Por: Nerio Luis Mejía
La UNP, es la entidad encargada en el país de garantizar la seguridad y protección de las personas que se encuentran en situación de riesgo, por las actividades que realizan en materia de defensa de los derechos humanos, administradores de justicia, Victimas, Periodistas y demás funciones en el ámbito político y social, que debido al alto riesgo deben contar con un mecanismo garante de sus derechos, especialmente el derecho a la vida.
Fue así que nació la UNP, desde la liquidación del extinto Departamento Administrativo de Seguridad (DAS), dónde un importante número de sus miembros que componían el liquidado organismo, aterrizaron en esta entidad “UNP”, y que desde su creación ha enfrentado una serie de cuestionamiento en los que se han visto envueltos, tanto funcionarios de la entidad como también algunos beneficiarios, desde mal uso de los implementos que se le asignan para su protección, y otros más graves, como ha sido la utilización de vehículos para transportar cocaína, armamento de uso ilegal, el transporte de delincuentes de alta peligrosidad como el sonado caso de alias Matamba, entre otros, los que haciendo un mal uso de los vehículos asignados para la protección de las personas en riesgo lo que agrava la crisis al interior de la entidad.
No solo la UNP, ha sido blanco de la corrupción sobre los contratos amañados que se celebran con las arrendadoras de vehículos, que falsificando el nivel de protección de los mismos, ofertando un nivel de blindaje y al momento de su asignación estos no corresponden con el ofertado y contratado lo que pone en peligro la vida de las personas beneficiarias del programa de protección por parte de la UNP, ahora el robo de camionetas, especialmente los blindados, ha hecho sonar las alarmas a nivel nacional, hasta el punto que el propio director de la entidad el ingeniero Augusto Rodríguez, le implora al alto comisionado de paz, Otty Patiño, que en los acercamientos con los grupos alzados en armas con los que se dialoga sobre el tema de la paz, se ponga sobre la mesa el robo de carros de esta entidad al servicio de lideres sociales y políticos, beneficiarios de las medidas de protección con el objetivo de parar este ilícito.
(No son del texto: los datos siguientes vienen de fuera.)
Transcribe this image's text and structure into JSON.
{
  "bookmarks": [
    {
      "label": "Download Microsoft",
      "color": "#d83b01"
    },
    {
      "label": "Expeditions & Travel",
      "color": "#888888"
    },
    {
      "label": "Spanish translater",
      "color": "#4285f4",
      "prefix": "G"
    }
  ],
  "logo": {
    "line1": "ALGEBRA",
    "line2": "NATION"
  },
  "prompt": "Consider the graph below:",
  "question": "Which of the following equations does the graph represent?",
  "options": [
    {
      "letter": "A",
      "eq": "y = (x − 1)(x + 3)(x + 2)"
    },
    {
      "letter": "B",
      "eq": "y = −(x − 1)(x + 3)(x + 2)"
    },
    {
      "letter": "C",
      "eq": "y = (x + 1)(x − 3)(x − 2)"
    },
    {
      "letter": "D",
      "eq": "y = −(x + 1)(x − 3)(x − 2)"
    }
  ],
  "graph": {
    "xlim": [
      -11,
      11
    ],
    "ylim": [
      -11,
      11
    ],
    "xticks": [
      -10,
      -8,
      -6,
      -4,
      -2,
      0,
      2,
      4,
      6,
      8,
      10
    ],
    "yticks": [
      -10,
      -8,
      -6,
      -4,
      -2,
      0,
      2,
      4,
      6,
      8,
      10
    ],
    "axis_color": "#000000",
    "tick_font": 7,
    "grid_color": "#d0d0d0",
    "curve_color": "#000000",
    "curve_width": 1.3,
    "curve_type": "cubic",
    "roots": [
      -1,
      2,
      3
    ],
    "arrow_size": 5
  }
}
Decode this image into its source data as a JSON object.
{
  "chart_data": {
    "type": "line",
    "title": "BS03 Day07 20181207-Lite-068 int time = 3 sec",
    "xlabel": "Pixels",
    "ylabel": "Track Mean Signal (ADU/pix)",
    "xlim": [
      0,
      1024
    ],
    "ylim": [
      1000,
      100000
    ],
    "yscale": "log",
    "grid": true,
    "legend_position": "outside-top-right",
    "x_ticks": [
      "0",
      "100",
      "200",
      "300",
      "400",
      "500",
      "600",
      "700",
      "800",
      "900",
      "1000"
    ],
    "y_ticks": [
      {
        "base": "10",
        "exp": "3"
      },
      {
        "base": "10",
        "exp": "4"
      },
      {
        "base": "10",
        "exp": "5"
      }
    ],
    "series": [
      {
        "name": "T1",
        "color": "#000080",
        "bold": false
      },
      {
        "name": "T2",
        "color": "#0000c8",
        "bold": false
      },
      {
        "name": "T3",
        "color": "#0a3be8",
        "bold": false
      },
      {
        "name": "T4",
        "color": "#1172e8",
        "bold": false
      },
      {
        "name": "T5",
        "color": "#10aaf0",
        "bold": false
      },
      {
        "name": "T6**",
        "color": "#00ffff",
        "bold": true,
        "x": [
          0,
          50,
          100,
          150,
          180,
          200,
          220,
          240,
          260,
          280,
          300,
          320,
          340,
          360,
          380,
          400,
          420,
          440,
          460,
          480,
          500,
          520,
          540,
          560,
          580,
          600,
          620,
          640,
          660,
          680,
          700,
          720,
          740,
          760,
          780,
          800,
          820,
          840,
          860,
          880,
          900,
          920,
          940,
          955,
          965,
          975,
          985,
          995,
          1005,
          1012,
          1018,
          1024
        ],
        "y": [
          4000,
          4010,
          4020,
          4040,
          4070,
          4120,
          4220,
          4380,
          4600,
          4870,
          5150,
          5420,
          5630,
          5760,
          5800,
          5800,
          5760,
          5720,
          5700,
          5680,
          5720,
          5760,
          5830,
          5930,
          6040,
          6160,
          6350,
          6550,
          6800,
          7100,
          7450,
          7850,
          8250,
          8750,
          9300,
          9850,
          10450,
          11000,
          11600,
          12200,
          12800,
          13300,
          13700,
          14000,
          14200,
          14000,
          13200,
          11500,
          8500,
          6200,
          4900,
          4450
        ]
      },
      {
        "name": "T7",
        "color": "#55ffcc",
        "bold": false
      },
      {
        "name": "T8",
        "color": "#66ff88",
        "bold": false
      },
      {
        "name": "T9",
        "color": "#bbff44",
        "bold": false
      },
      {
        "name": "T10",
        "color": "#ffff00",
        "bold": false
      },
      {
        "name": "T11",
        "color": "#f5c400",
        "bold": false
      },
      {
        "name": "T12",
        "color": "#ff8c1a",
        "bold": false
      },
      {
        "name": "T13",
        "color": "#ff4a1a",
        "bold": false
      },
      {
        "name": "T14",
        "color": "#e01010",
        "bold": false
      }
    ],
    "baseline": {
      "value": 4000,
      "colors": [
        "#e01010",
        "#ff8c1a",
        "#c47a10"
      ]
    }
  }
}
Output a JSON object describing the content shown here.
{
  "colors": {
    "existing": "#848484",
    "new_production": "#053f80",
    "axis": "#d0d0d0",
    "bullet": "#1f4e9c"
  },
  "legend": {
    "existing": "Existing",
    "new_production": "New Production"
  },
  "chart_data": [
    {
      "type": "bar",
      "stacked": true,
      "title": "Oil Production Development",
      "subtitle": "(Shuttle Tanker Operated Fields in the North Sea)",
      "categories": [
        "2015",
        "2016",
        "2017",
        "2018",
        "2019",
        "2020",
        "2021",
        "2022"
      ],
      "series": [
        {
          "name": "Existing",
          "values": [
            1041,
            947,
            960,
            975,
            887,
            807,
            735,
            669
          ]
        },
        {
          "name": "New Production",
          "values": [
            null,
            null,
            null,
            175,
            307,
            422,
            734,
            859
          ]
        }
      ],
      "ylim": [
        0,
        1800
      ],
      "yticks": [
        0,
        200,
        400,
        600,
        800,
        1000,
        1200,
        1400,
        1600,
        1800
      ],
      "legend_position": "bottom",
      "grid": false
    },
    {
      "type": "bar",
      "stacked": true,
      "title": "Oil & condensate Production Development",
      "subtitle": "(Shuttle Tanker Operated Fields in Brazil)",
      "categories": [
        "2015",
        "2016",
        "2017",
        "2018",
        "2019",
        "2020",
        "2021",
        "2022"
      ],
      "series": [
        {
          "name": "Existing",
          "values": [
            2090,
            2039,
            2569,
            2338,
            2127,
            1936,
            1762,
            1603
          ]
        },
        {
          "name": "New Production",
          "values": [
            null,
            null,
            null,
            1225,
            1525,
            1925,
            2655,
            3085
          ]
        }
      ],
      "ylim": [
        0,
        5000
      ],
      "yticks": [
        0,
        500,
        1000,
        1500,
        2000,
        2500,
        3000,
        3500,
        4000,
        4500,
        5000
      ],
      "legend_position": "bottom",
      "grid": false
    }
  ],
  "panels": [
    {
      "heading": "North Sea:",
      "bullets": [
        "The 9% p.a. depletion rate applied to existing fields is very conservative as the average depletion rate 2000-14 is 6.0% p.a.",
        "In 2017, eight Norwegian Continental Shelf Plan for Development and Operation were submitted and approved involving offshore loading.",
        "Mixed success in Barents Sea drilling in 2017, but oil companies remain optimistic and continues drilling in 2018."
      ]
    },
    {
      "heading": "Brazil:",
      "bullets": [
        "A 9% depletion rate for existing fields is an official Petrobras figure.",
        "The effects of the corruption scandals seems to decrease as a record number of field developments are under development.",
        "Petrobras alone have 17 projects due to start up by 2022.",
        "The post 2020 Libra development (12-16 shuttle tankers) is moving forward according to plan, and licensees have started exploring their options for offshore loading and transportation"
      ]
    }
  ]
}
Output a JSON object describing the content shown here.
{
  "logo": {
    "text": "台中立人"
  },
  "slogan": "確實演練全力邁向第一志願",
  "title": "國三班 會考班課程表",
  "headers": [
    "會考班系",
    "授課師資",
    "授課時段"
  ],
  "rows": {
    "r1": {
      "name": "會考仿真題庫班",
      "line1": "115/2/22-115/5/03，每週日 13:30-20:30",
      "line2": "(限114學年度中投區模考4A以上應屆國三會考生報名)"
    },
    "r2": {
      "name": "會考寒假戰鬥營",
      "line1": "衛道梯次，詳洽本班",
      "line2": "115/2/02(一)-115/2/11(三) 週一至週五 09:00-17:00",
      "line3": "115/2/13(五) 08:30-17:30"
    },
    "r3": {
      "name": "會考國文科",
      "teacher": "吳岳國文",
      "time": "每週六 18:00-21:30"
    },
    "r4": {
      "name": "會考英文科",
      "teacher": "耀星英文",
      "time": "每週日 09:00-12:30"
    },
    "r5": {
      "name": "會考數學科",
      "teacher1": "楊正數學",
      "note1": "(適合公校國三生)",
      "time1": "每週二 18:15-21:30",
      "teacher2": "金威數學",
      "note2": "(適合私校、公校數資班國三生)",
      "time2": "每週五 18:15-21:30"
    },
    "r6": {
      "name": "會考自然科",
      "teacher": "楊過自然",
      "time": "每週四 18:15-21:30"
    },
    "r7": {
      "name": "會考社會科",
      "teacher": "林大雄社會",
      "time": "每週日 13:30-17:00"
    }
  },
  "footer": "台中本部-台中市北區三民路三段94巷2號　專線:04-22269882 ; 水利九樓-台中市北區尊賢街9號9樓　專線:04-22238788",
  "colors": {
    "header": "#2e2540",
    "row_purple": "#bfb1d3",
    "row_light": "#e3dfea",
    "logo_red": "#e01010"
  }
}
La región del Catatumbo, el departamento de Arauca y el Cauca, han sido unas de las zonas del país más afectada por el robo de vehículos de la UNP, que de acuerdo a las declaraciones del propio director Augusto Rodríguez, este delito se ha mostrad en alza, arrojando las preocupantes cifras de 27 vehículos robados en el año 2022 y 47 en el año 2023, cerrando con la escalofriante cifra de 74 carros robados.
Las disidencias de las FARC y el ELN, son los actores que más incurren en esta clase de ilícitos, y que, a la vez, pone en evidencia a la UNP, como el mayor proveedor involuntario de los grupos ilegales, que va desde, Chalecos antibalas, pistolas y vehículos convencionales, hasta los blindados, siendo estos últimos los más apetecidos por los cabecillas de los grupos criminales para utilizarlos en sus desplazamientos.
La Unidad Nacional de Protección en cabeza de su director, más que el clamor extendido al alto comisionado de paz, Otty Patiño, para que le sirva de emisario ante el ELN y las disidencias de las FARC, y estos a la vez dejen de robarse los vehículos, debe articular con las fuerzas del orden para dar con el paradero de los carros robados, utilizando los mecanismos de ubicación GPS, para dar no solo con el paradero de los vehículos, si no con la captura de quienes se lo roban, limpiando la imagen de una entidad que juega un rol de importancia en el país, pero que arrastra la mancha de la corrupción y el desinterés por los bienes públicos.